Le temps nous paraît long tellement on a hâte de démarrer. Pour patienter, on découvre la culture locale à travers la Pietra, bière des GR20tistes par excellence, qu’on partage avec Sonia, Renaud et le Belge. Enfin, je crois que j’ai pris une grenadine pour ma part, l’alcool ça favorise les crampes et je veux mettre toutes les chances de réussite de mon côté^^.

Merci l’armée pour la ration. Grâce à ça, on est plombé et on va bien dormir !!
Bon en fait non, on a mal dormi à cause des chiens, chats, grenouilles, oiseaux… On s’apercevra bien vite que ce n’était qu’un avant-goût de ce qui nous attendait.

NB pour ceux qui se demandent comment rejoindre Conca depuis l’aéroport de Calvi : à l’aéroport, prendre le minibus pour Porto Vecchio. En attendant le minibus, repérez les autres GR20tistes qui veulent rejoindre Conca et proposez leur de prendre la navette que propose le gîte entre Porto Vecchio et Conca. Appelez le gîte, communiquez leur le nombre de personne et l’heure de départ du bus. Et hop, à Porti Vecchio, vous n’aurez qu’à descendre du bus et attendre la navette du gîte au même endroit. Easy. Sachez que plus vous êtes nombreux, moins la navette est cher. Dans mes souvenirs, c’est 15€ si vous êtes 2, 10€ si vous êtes 3 et 8€ si vous êtes plus de 4.

JOUR 1 : 1ère étape du GR20, de Conca à I Paliri

Debout à 6h. on devait partir à 7h. Et c’est en partant à 7h20 qu’on a compris qu’on n’était pas les meilleurs dans l’organisation du pliage de bivouac.

On a au ta-quet. on démarre vite et on double 2/3 couples. Ca grimpe sévère. Mais tant que ça grimpe, ça va !

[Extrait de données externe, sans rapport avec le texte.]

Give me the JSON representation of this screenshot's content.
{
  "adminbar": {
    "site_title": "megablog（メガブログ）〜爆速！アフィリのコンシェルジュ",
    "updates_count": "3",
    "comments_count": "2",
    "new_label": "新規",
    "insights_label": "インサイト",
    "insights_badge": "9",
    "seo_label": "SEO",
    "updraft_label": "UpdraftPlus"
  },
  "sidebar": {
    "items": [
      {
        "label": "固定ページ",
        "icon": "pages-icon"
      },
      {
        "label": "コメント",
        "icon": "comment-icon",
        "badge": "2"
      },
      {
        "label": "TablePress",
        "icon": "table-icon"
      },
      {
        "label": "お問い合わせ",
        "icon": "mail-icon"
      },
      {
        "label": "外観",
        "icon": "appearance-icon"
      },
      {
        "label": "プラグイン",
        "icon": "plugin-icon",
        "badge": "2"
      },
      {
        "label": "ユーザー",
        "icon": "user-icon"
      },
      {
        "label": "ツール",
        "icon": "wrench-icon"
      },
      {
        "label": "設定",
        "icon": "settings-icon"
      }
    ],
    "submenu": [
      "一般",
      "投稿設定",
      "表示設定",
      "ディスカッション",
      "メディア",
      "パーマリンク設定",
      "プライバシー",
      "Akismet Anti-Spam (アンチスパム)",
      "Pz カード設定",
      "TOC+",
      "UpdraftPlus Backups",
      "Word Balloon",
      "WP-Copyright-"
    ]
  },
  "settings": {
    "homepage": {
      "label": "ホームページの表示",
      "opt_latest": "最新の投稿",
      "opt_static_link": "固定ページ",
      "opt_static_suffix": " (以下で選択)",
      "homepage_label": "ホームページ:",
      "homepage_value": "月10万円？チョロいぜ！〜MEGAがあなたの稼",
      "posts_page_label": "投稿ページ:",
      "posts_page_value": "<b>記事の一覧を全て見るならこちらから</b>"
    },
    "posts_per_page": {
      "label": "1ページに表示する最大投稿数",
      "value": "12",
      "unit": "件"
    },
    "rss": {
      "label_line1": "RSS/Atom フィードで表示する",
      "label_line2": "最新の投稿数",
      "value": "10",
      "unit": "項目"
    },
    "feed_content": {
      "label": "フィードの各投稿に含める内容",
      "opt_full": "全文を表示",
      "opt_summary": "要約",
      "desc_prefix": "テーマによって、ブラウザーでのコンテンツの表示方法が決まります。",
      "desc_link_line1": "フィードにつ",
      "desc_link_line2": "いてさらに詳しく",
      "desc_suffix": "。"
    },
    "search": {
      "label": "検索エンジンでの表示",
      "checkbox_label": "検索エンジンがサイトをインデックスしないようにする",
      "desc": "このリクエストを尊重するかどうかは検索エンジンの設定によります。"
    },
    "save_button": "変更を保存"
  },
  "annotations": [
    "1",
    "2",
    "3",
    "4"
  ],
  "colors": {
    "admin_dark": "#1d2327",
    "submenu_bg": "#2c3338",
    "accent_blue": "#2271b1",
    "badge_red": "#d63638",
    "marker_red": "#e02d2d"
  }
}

Le temps est plutôt nuageux, au moins on crève pas de chaud mais ça en pâtit sur la beauté des paysages. Cette première étape comprend pas mal de sous-bois, on passe donc dans des forêts enchantées, dans des forêts interdites et on semble même arriver dans les ténèbres tellement la brume est présente.

Ca n’en finit plus, on n’en voit pas le bout, on en a marre et on se demande « c’est quand qu’on arrière ??? » jusqu’à voir le panneau « I Paliri : 30 min » ; ouff !!!

On accélère et on arrive en moins de temps. Enfin, juste à temps pour monter la tente et s’y réfugier pendant que le déluge tombe… Ca nous donne une excuse pour faire une sieste, on est rincé.

En parlant de rinçage, on cherche la douche et après 10 min de marche et quelques escalades, nous arrivons à la cabane au fond du jardin dotée d’un tuyau d’où sort un mini filet d’eau glacée. Génialissime. Heureusement, le soleil fait son come back en même temps que notre copain belge qui n’en peut plus avec ses 19kg sur le dos. On dîne finalement sur un rocher au soleil des délicieuses pâtes bobos même pas lyophilisées.

Me tape la lessive pendant qu’Arnaud tape la discute à la voisine qui lui recommande la variante alpine des aiguilles de Bavella. Mouai… Bah c’est pas dit qu’on le fasse. Le mot « alpine » me plaît que moyennement.

Bref, c’est 20H36 et après un massage des pieds au baume du randonneur du Couvent des Minimes, on sombre dans un sommeil absolument pas profond.

Temps marche + pauses : 6h20

JOUR 2 : 2ème étape du GR20, d’I Paliri à Asinau par la variante Alpine de Bavella

Réveil à 5h15. Encore moins productifs que le 1er jour car on décolle à 6h55. On sait toujours pas ce qui pêche.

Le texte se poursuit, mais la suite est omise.